My coworker and I have the exact same code, using the same libraries, but yet his code works and mine doesn't. We've gotten stuck trying to figure out what is wrong. Any help would be greatly appreciated. The code and error are below.
Code:
import os
os.environ.update({'MALLET_HOME':r'C:...\\mallet-2.0.8/'})
mallet_path = 'C:...\\mallet-2.0.8\\bin\\mallet'
ldamallet = gensim.models.wrappers.LdaMallet(mallet_path, corpus=corpus, num_topics=10, id2word=id2word)
Output and Error:
---------------------------------------------------------------------------
CalledProcessError Traceback (most recent call last)
<ipython-input-79-6122457c60e1> in <module>
----> 1 ldamallet = gensim.models.wrappers.LdaMallet(mallet_path, corpus=corpus, num_topics=10, id2word=id2word)
C:\ProgramData\Anaconda3\lib\site-packages\gensim\models\wrappers\ldamallet.py in __init__(self, mallet_path, corpus, num_topics, alpha, id2word, workers, prefix, optimize_interval, iterations, topic_threshold, random_seed)
129 self.random_seed = random_seed
130 if corpus is not None:
--> 131 self.train(corpus)
132
133 def finferencer(self):
C:\ProgramData\Anaconda3\lib\site-packages\gensim\models\wrappers\ldamallet.py in train(self, corpus)
270
271 """
--> 272 self.convert_input(corpus, infer=False)
273 cmd = self.mallet_path + ' train-topics --input %s --num-topics %s --alpha %s --optimize-interval %s '\
274 '--num-threads %s --output-state %s --output-doc-topics %s --output-topic-keys %s '\
C:\ProgramData\Anaconda3\lib\site-packages\gensim\models\wrappers\ldamallet.py in convert_input(self, corpus, infer, serialize_corpus)
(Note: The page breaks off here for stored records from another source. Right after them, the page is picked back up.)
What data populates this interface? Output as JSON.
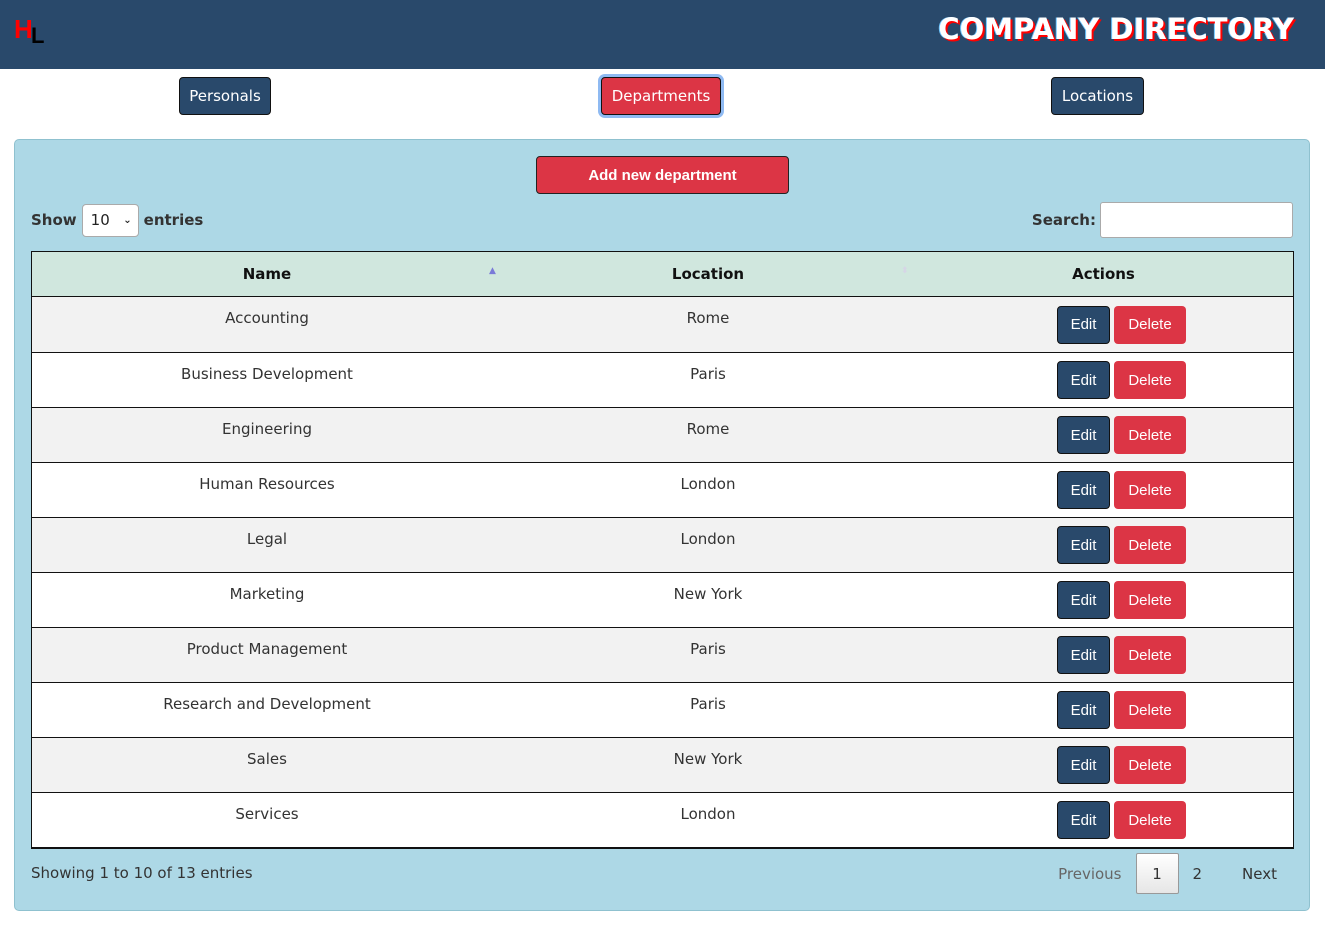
{
  "header": {
    "logo": {
      "first": "H",
      "second": "L"
    },
    "title": "COMPANY DIRECTORY"
  },
  "nav": {
    "personals": "Personals",
    "departments": "Departments",
    "locations": "Locations",
    "active": "Departments"
  },
  "toolbar": {
    "add_label": "Add new department",
    "show_label": "Show",
    "entries_label": "entries",
    "page_size": "10",
    "search_label": "Search:",
    "search_value": "",
    "search_placeholder": ""
  },
  "table": {
    "columns": [
      {
        "label": "Name",
        "sort": "ascending"
      },
      {
        "label": "Location",
        "sort": "none"
      },
      {
        "label": "Actions"
      }
    ],
    "rows": [
      {
        "name": "Accounting",
        "location": "Rome"
      },
      {
        "name": "Business Development",
        "location": "Paris"
      },
      {
        "name": "Engineering",
        "location": "Rome"
      },
      {
        "name": "Human Resources",
        "location": "London"
      },
      {
        "name": "Legal",
        "location": "London"
      },
      {
        "name": "Marketing",
        "location": "New York"
      },
      {
        "name": "Product Management",
        "location": "Paris"
      },
      {
        "name": "Research and Development",
        "location": "Paris"
      },
      {
        "name": "Sales",
        "location": "New York"
      },
      {
        "name": "Services",
        "location": "London"
      }
    ],
    "edit_label": "Edit",
    "delete_label": "Delete"
  },
  "footer": {
    "info": "Showing 1 to 10 of 13 entries",
    "pagination": {
      "previous": "Previous",
      "pages": [
        "1",
        "2"
      ],
      "current": "1",
      "next": "Next"
    }
  },
  "colors": {
    "navy": "#29496b",
    "red": "#dc3545",
    "panel": "#add8e6",
    "table_header": "#d0e7de"
  },
  "icons": {
    "sort_asc": "▲",
    "sort_both": "⬍",
    "select_chevron": "⌄"
  }
}
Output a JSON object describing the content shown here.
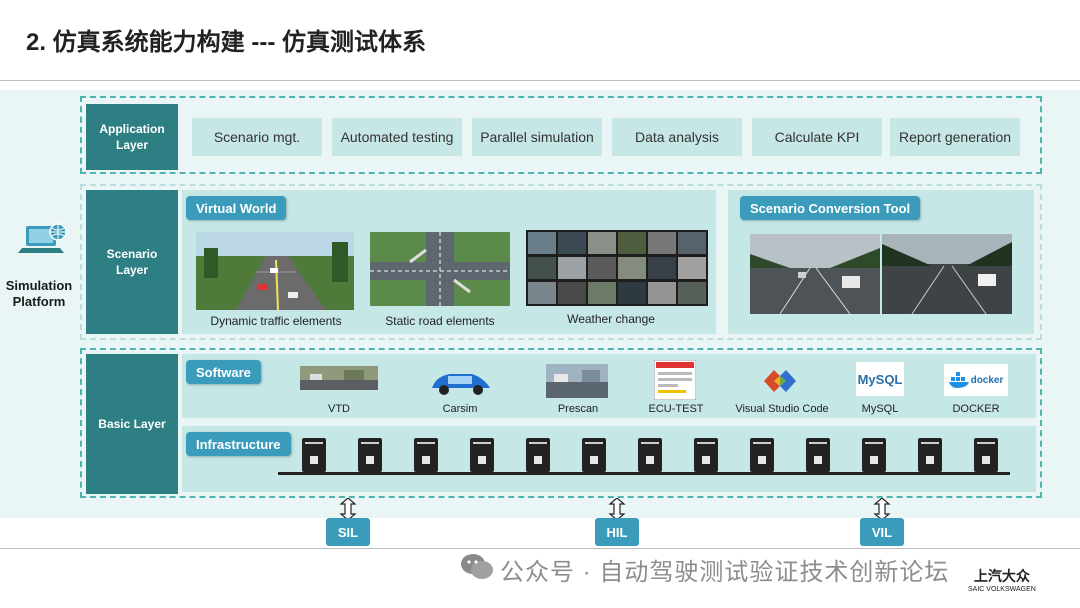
{
  "title": "2. 仿真系统能力构建 --- 仿真测试体系",
  "platform": {
    "label_line1": "Simulation",
    "label_line2": "Platform"
  },
  "application_layer": {
    "label": "Application Layer",
    "items": [
      "Scenario mgt.",
      "Automated testing",
      "Parallel simulation",
      "Data analysis",
      "Calculate KPI",
      "Report generation"
    ]
  },
  "scenario_layer": {
    "label": "Scenario Layer",
    "virtual_world": {
      "title": "Virtual World",
      "captions": [
        "Dynamic traffic elements",
        "Static road elements",
        "Weather change"
      ]
    },
    "conversion_tool": {
      "title": "Scenario Conversion Tool"
    }
  },
  "basic_layer": {
    "label": "Basic Layer",
    "software": {
      "title": "Software",
      "items": [
        "VTD",
        "Carsim",
        "Prescan",
        "ECU-TEST",
        "Visual Studio Code",
        "MySQL",
        "DOCKER"
      ]
    },
    "infrastructure": {
      "title": "Infrastructure",
      "server_count": 13
    }
  },
  "modes": [
    "SIL",
    "HIL",
    "VIL"
  ],
  "icon_text": {
    "mysql": "MySQL",
    "docker": "docker"
  },
  "watermark": "公众号 · 自动驾驶测试验证技术创新论坛",
  "brand": {
    "cn": "上汽大众",
    "en": "SAIC VOLKSWAGEN"
  },
  "colors": {
    "teal_dark": "#2e7f83",
    "teal_light": "#c5e7e6",
    "tag_blue": "#3a9cba",
    "dashed": "#4fb3b0"
  }
}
259 cmd = cmd % (self.fcorpustxt(), self.fcorpusmallet())
260 logger.info("converting temporary corpus to MALLET format with %s", cmd)
--> 261 check_output(args=cmd, shell=True)
262
263 def train(self, corpus):
C:\ProgramData\Anaconda3\lib\site-packages\gensim\utils.py in check_output(stdout, *popenargs, **kwargs)
1916 error = subprocess.CalledProcessError(retcode, cmd)
1917 error.output = output
-> 1918 raise error
1919 return output
1920 except KeyboardInterrupt:
CalledProcessError: Command 'C:\mallet-2.0.8\bin\mallet import-file --preserve-case --keep-sequence --remove-stopwords --token-regex "\S+" --input C:\Users\CST~1.JEO\AppData\Local\Temp\84f7e0_corpus.txt --output C:\Users\CST~1.JEO\AppData\Local\Temp\84f7e0_corpus.mallet' returned non-zero exit status 1.